One of the Belize banks advertised its ability to provide undisclosed accounts to non-Belize residents, according to court filings by the Department of Justice. Belize Corporate Services, a non-bank entity owned by Ashcroft’s holding company, has advertised the sale of “Belize Ready Made Companies” as well as “virtual office” services, including the ability of mail and telephone calls to be forwarded to Belize.
It’s not illegal to offer those services. They can be used, for example, by people in unstable parts of the world who want to protect their wealth, or by those who want to shield assets from creditors.
People seeking to avoid their U.S. tax obligations often use such “shelf” companies to help conceal their ownership, the IRS says. Some of the bank’s American account-holders requested that their statements not be mailed to their U.S. addresses, according to the Justice Department filing.
“Selling ‘off the shelf’ companies that will help conceal the individual beneficial owner of the account, and not sending account statements to the U.S. –- that could lead a bank to suspect that someone is not reporting in the U.S.,” said Bryan Skarlatos, a tax litigation lawyer at Kostelanetz & Fink LLP, who has represented hundreds of U.S. taxpayers with undeclared accounts. “If the bank knew or was willfully blind to the fact that the U.S. customers were not reporting or paying U.S. tax, then the Department of Justice may be interested.”

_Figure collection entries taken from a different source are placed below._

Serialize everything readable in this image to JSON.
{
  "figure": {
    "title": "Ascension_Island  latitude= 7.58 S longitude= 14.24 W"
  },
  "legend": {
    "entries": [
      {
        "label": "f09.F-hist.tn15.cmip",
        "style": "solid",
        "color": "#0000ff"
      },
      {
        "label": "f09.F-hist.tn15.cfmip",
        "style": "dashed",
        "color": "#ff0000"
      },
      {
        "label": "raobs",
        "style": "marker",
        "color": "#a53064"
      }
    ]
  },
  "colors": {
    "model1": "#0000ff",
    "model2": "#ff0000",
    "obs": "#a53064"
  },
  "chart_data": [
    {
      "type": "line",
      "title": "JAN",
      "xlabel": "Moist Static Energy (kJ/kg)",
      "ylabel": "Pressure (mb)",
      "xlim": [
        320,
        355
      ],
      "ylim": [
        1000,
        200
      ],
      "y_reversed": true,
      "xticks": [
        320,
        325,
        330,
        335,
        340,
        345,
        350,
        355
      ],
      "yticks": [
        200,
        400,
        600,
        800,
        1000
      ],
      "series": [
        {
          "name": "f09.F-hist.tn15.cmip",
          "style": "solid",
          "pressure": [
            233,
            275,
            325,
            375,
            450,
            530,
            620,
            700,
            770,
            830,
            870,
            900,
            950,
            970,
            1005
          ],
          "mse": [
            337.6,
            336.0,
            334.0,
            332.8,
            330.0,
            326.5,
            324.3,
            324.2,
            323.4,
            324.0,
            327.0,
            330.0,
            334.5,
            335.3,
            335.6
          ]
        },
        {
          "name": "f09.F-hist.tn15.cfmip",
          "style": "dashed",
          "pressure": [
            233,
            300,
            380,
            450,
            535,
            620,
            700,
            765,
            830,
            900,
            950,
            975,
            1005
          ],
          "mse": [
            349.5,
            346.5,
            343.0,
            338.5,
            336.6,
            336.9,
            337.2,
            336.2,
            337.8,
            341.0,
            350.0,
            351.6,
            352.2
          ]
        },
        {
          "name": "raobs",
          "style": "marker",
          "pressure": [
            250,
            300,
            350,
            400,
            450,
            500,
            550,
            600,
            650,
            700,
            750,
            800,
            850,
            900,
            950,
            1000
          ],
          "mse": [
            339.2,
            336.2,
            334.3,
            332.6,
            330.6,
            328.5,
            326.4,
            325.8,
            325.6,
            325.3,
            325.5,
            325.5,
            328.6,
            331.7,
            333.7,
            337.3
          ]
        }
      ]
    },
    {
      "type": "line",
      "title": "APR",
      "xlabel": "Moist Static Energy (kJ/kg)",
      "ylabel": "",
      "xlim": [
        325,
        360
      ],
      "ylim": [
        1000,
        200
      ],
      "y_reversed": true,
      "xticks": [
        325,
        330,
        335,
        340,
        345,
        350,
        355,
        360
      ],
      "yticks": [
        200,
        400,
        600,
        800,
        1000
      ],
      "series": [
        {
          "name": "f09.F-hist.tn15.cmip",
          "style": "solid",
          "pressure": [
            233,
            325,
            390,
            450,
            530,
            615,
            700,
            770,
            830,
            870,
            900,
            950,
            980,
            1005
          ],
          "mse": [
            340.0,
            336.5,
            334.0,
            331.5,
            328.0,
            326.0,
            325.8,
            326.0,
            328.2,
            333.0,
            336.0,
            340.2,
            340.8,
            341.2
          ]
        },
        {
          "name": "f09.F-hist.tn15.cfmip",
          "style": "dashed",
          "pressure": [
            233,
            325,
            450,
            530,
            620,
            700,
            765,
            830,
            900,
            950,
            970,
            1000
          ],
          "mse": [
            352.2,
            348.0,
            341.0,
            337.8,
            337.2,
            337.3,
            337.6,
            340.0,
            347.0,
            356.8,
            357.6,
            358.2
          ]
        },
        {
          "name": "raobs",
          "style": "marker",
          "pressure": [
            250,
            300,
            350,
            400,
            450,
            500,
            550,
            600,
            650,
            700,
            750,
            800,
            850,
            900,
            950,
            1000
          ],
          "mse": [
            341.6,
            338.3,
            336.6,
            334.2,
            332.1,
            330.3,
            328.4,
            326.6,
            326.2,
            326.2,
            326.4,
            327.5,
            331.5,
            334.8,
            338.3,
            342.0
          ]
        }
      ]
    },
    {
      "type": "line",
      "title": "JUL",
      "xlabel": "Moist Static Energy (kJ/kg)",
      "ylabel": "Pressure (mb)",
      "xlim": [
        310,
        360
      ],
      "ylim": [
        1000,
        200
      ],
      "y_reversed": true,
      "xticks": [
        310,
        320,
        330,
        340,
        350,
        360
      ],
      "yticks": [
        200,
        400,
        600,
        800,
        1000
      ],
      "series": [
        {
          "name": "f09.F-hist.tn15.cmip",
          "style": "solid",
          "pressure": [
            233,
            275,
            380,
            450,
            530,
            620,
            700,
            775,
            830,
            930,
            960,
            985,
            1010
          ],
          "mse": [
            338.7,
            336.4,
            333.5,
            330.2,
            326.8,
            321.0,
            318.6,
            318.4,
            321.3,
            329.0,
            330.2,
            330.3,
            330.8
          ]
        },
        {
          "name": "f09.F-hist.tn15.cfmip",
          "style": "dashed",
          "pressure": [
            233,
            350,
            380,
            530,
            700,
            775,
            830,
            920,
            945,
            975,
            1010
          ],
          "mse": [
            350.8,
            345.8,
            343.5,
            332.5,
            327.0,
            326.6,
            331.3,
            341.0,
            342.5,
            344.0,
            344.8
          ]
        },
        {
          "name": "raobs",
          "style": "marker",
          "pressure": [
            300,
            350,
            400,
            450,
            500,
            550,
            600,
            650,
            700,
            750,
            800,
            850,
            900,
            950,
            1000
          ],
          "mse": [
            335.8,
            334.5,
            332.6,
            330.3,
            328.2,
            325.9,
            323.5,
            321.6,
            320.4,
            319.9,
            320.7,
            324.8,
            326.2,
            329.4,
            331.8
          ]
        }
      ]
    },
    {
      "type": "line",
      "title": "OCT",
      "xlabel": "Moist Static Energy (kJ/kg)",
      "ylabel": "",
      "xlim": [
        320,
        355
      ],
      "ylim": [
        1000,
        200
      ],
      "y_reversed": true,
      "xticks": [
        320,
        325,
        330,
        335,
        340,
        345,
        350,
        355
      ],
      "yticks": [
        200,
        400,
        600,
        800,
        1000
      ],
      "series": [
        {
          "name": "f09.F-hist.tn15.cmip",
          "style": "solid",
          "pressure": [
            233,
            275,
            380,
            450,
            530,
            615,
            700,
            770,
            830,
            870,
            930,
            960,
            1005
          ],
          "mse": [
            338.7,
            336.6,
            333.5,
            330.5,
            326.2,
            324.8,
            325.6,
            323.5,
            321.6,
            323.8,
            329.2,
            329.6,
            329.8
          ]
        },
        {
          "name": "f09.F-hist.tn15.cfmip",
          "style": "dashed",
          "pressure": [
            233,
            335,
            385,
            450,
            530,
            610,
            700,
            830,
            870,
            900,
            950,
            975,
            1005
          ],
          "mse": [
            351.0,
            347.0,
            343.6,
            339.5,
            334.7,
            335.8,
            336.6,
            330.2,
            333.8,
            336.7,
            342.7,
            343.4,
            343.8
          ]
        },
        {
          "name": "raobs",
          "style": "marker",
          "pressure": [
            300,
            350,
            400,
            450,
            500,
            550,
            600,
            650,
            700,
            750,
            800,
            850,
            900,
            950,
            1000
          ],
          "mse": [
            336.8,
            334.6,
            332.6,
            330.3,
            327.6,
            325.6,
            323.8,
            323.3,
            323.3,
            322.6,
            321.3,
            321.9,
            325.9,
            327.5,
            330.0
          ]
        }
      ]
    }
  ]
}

The Belize bankers’ association, in its release, said the country’s banks comply with international standards on anti-money laundering and is fully compliant with the U.S. Foreign Account Tax Compliance Act. There is no law in Belize prohibiting U.S. citizens from establishing accounts there, it said, adding that account-holders must comply with rules of their own tax authorities.